If you are reading this and have to deal with GL/GLES vendors not supporting DX style [0 to 1] clip space, please talk to your hardware/OS vendors and ask for it!!
Clip Coordinates (CC)
Output of the vertex shader,
GL: gl_Position
DX: SV_Position
Normalized Device Coordinates (NDC)
The following transform is done after the vertex shader,
NDC = float4(CC.xyz * rcp(CC.w), 1.0);
On both GL and DX NDC.xy are [-1 to 1] ranged. On DX NDC.z is [0 to 1] ranged. On GL NDC.z is [-1 to 1] ranged and this can cause precision problems (see below in Window Coordinate transform).
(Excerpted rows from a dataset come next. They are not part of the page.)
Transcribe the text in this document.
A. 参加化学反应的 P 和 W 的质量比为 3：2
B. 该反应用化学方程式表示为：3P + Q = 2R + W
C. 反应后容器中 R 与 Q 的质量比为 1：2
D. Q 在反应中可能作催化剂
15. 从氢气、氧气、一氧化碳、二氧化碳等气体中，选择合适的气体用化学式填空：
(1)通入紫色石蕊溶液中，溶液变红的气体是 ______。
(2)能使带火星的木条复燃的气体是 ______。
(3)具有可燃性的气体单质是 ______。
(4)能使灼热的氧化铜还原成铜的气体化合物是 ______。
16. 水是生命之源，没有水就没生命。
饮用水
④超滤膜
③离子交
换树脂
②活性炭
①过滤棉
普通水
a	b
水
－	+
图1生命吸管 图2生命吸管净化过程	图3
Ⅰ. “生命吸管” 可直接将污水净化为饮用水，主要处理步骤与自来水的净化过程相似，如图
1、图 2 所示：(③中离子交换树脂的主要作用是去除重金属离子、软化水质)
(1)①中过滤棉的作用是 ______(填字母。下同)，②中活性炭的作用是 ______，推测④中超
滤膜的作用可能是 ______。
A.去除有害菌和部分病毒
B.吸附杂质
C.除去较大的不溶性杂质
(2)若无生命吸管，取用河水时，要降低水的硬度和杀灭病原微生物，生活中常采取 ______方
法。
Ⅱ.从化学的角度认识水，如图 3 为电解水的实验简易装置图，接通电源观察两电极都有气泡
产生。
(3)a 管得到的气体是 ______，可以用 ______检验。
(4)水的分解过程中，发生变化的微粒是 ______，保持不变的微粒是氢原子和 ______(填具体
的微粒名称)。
Anything outside the range is clipped by hardware unless in DX11 DepthClipEnable=FALSE, or in GL glEnable(GL_DEPTH_CLAMP) is used to clamp clipped geometry to the near and far plane.
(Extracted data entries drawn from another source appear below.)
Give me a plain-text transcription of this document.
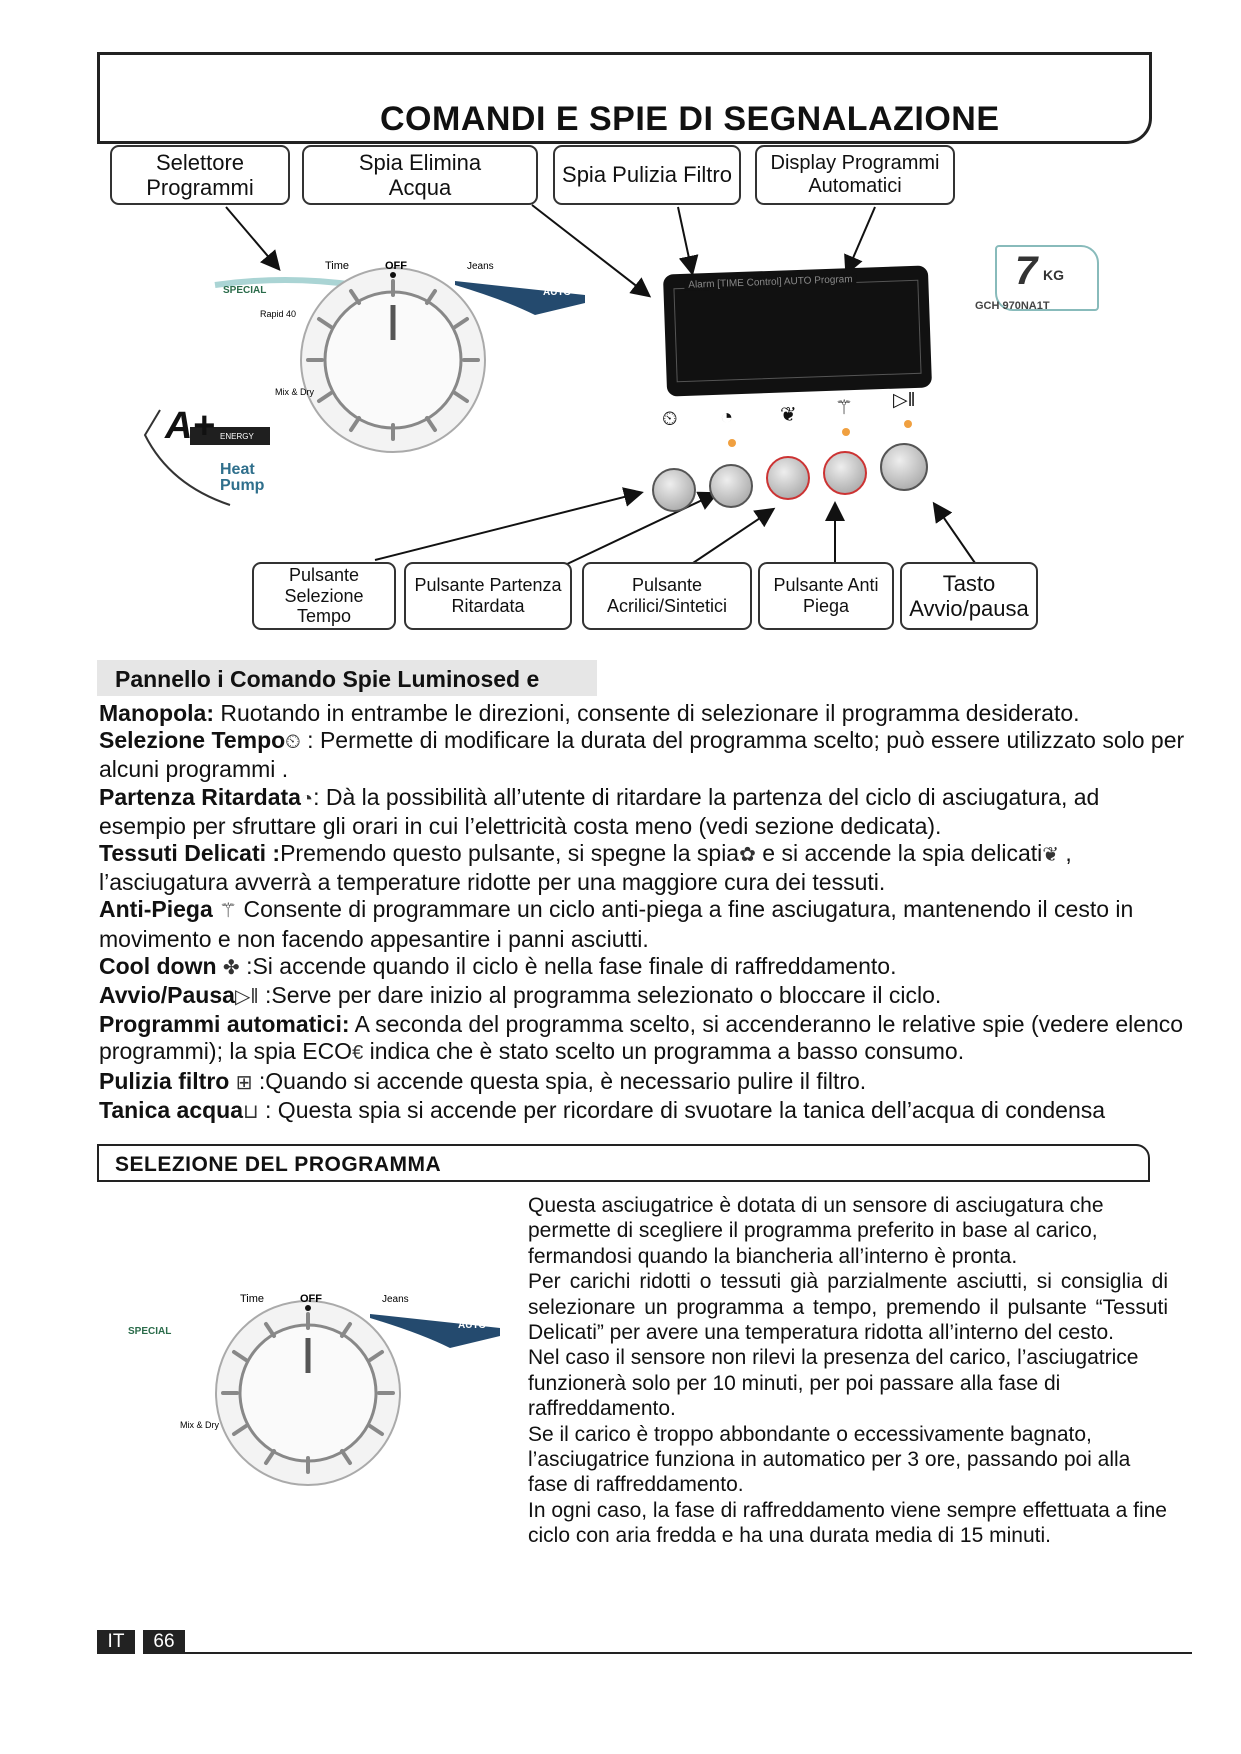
COMANDI E SPIE DI SEGNALAZIONE
Selettore
Programmi
Spia Elimina
Acqua
Spia Pulizia Filtro Display Programmi
Automatici
Time	OFF	Jeans
SPECIAL	AUTO
Rapid 40
Mix & Dry
A+ ENERGY
Heat
Pump
Alarm [TIME Control] AUTO Program	7 KG
GCH 970NA1T
⏲ ◔ ❦ ⚚ ▷‖
Pulsante
Selezione
Tempo
Pulsante Partenza
Ritardata
Pulsante
Acrilici/Sintetici
Pulsante Anti
Piega
Tasto
Avvio/pausa
Pannello i Comando Spie Luminosed e

Manopola: Ruotando in entrambe le direzioni, consente di selezionare il programma desiderato.

Selezione Tempo⏲ : Permette di modificare la durata del programma scelto; può essere utilizzato solo per alcuni programmi .

Partenza Ritardata◔: Dà la possibilità all’utente di ritardare la partenza del ciclo di asciugatura, ad esempio per sfruttare gli orari in cui l’elettricità costa meno (vedi sezione dedicata).

Tessuti Delicati :Premendo questo pulsante, si spegne la spia✿ e si accende la spia delicati❦ , l’asciugatura avverrà a temperature ridotte per una maggiore cura dei tessuti.

Anti-Piega ⚚ Consente di programmare un ciclo anti-piega a fine asciugatura, mantenendo il cesto in movimento e non facendo appesantire i panni asciutti.

Cool down ✤ :Si accende quando il ciclo è nella fase finale di raffreddamento.

Avvio/Pausa▷‖ :Serve per dare inizio al programma selezionato o bloccare il ciclo.

Programmi automatici: A seconda del programma scelto, si accenderanno le relative spie (vedere elenco programmi); la spia ECO€ indica che è stato scelto un programma a basso consumo.

Pulizia filtro ⊞ :Quando si accende questa spia, è necessario pulire il filtro.

Tanica acqua⊔ : Questa spia si accende per ricordare di svuotare la tanica dell’acqua di condensa

SELEZIONE DEL PROGRAMMA
Time	OFF	Jeans
SPECIAL
AUTO
Mix & Dry

Questa asciugatrice è dotata di un sensore di asciugatura che permette di scegliere il programma preferito in base al carico, fermandosi quando la biancheria all’interno è pronta.

Per carichi ridotti o tessuti già parzialmente asciutti, si consiglia di selezionare un programma a tempo, premendo il pulsante “Tessuti Delicati” per avere una temperatura ridotta all’interno del cesto.

Nel caso il sensore non rilevi la presenza del carico, l’asciugatrice funzionerà solo per 10 minuti, per poi passare alla fase di raffreddamento.

Se il carico è troppo abbondante o eccessivamente bagnato, l’asciugatrice funziona in automatico per 3 ore, passando poi alla fase di raffreddamento.

In ogni caso, la fase di raffreddamento viene sempre effettuata a fine ciclo con aria fredda e ha una durata media di 15 minuti.

IT	66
Window Coordinates (WC) : DX11
The following transform is done in hardware,
float3 WC = float3(
NDC.x * (W* 0.5 ) + (X + W*0.5),
NDC.y * (H*(-0.5)) + (Y + H*0.5),
NDC.z * (F-N) + N);
With parameters specified by RSSetViewports(),
X = D3D11_VIEWPORT.TopLeftX;
Y = D3D11_VIEWPORT.TopLeftY;
W = D3D11_VIEWPORT.Width;
H = D3D11_VIEWPORT.Height;
N = D3D11_VIEWPORT.MinDepth;
F = D3D11_VIEWPORT.MaxDepth;
Fractional viewport parameters for X and Y are supported on DX11. DX10 does not support fractional viewports, and DX11 feature level 9 implicitly casts to DWORD internally insuring fractional viewport will not work. Not sure if DX11 feature level 10 supports fractional viewports or not. Both N and F are required to be in the [0 to 1] range. It is better to not use the viewport transform to modify depth and instead fold any transform into the application projection shader code. For best precision, N should be zero.
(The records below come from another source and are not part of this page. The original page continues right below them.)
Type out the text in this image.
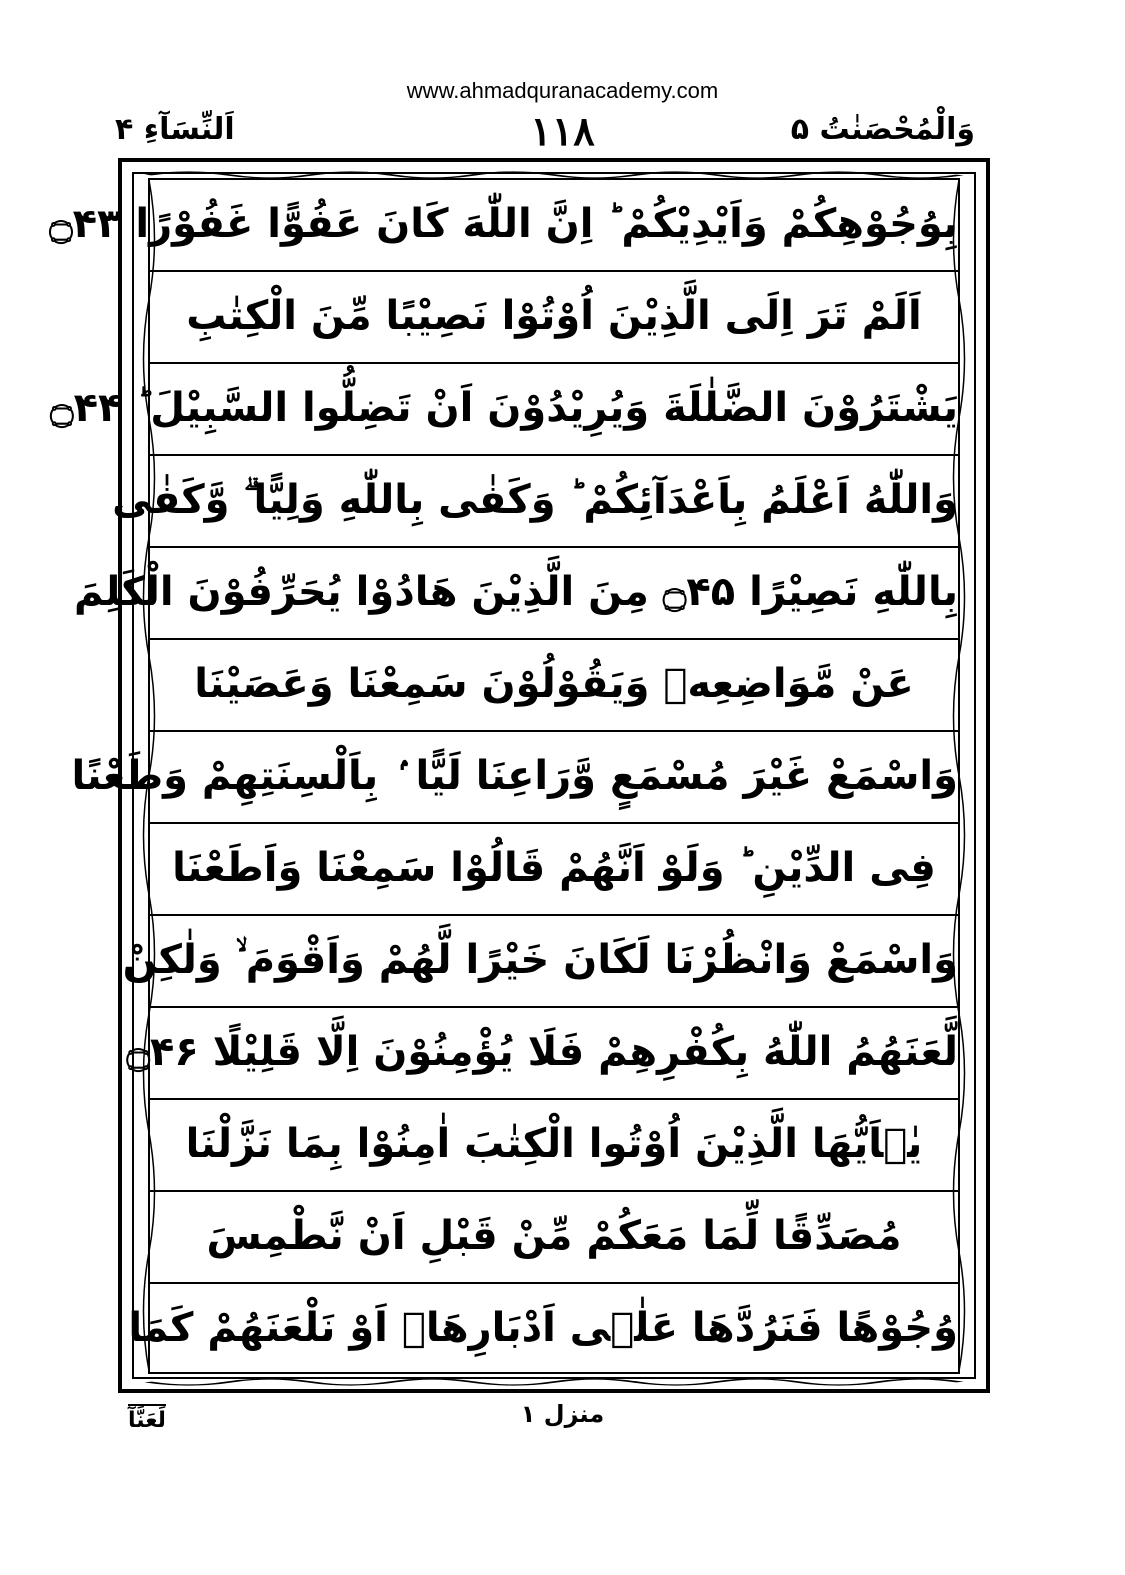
www.ahmadquranacademy.com
وَالْمُحْصَنٰتُ ۵
۱۱۸
اَلنِّسَآءِ ۴
بِوُجُوْهِكُمْ وَاَيْدِيْكُمْ ؕ اِنَّ اللّٰهَ كَانَ عَفُوًّا غَفُوْرًا ۝۴۳
اَلَمْ تَرَ اِلَى الَّذِيْنَ اُوْتُوْا نَصِيْبًا مِّنَ الْكِتٰبِ
يَشْتَرُوْنَ الضَّلٰلَةَ وَيُرِيْدُوْنَ اَنْ تَضِلُّوا السَّبِيْلَ ؕ ۝۴۴
وَاللّٰهُ اَعْلَمُ بِاَعْدَآئِكُمْ ؕ وَكَفٰى بِاللّٰهِ وَلِيًّا ۗ وَّكَفٰى
بِاللّٰهِ نَصِيْرًا ۝۴۵ مِنَ الَّذِيْنَ هَادُوْا يُحَرِّفُوْنَ الْكَلِمَ
عَنْ مَّوَاضِعِهٖ وَيَقُوْلُوْنَ سَمِعْنَا وَعَصَيْنَا
وَاسْمَعْ غَيْرَ مُسْمَعٍ وَّرَاعِنَا لَيًّا ۢ بِاَلْسِنَتِهِمْ وَطَعْنًا
فِى الدِّيْنِ ؕ وَلَوْ اَنَّهُمْ قَالُوْا سَمِعْنَا وَاَطَعْنَا
وَاسْمَعْ وَانْظُرْنَا لَكَانَ خَيْرًا لَّهُمْ وَاَقْوَمَ ۙ وَلٰكِنْ
لَّعَنَهُمُ اللّٰهُ بِكُفْرِهِمْ فَلَا يُؤْمِنُوْنَ اِلَّا قَلِيْلًا ۝۴۶
يٰۤاَيُّهَا الَّذِيْنَ اُوْتُوا الْكِتٰبَ اٰمِنُوْا بِمَا نَزَّلْنَا
مُصَدِّقًا لِّمَا مَعَكُمْ مِّنْ قَبْلِ اَنْ نَّطْمِسَ
وُجُوْهًا فَنَرُدَّهَا عَلٰۤى اَدْبَارِهَاۤ اَوْ نَلْعَنَهُمْ كَمَا
منزل ۱
لَعَنَّآ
Window Coordinates (WC) : GL
The following transform is done in hardware,
float3 WC = float3(
NDC.x * (W*0.5) + (X + W*0.5),
NDC.y * (H*0.5) + (Y + H*0.5),
NDC.z * ((F-N)*0.5) + (N+F)*0.5);
Window Coordinates (WC) : OpenGL 4.2 and OpenGL ES 2.0
These versions of GL have the following form to specify input parameters,
glDepthRangef(GLclampf N, GLclampf F); // ES and some versions of GL
glDepthRange(GLclampd N, GLclampd F); // GL
glViewport(GLint X, GLint Y, GLsizei W, GLsizei H);
Note the inputs to glDepthRange*() are clamped to [0 to 1] range. This insures NDC.z is biased by a precision destroying floating point addition. The default N=0 and N=1 results in,
WC.z = NDC.z * 0.5 + 0.5;
Which when computed with standard 32-bit floating point, I believe has in theory exactly only enough precision for 24-bit integer depth buffers.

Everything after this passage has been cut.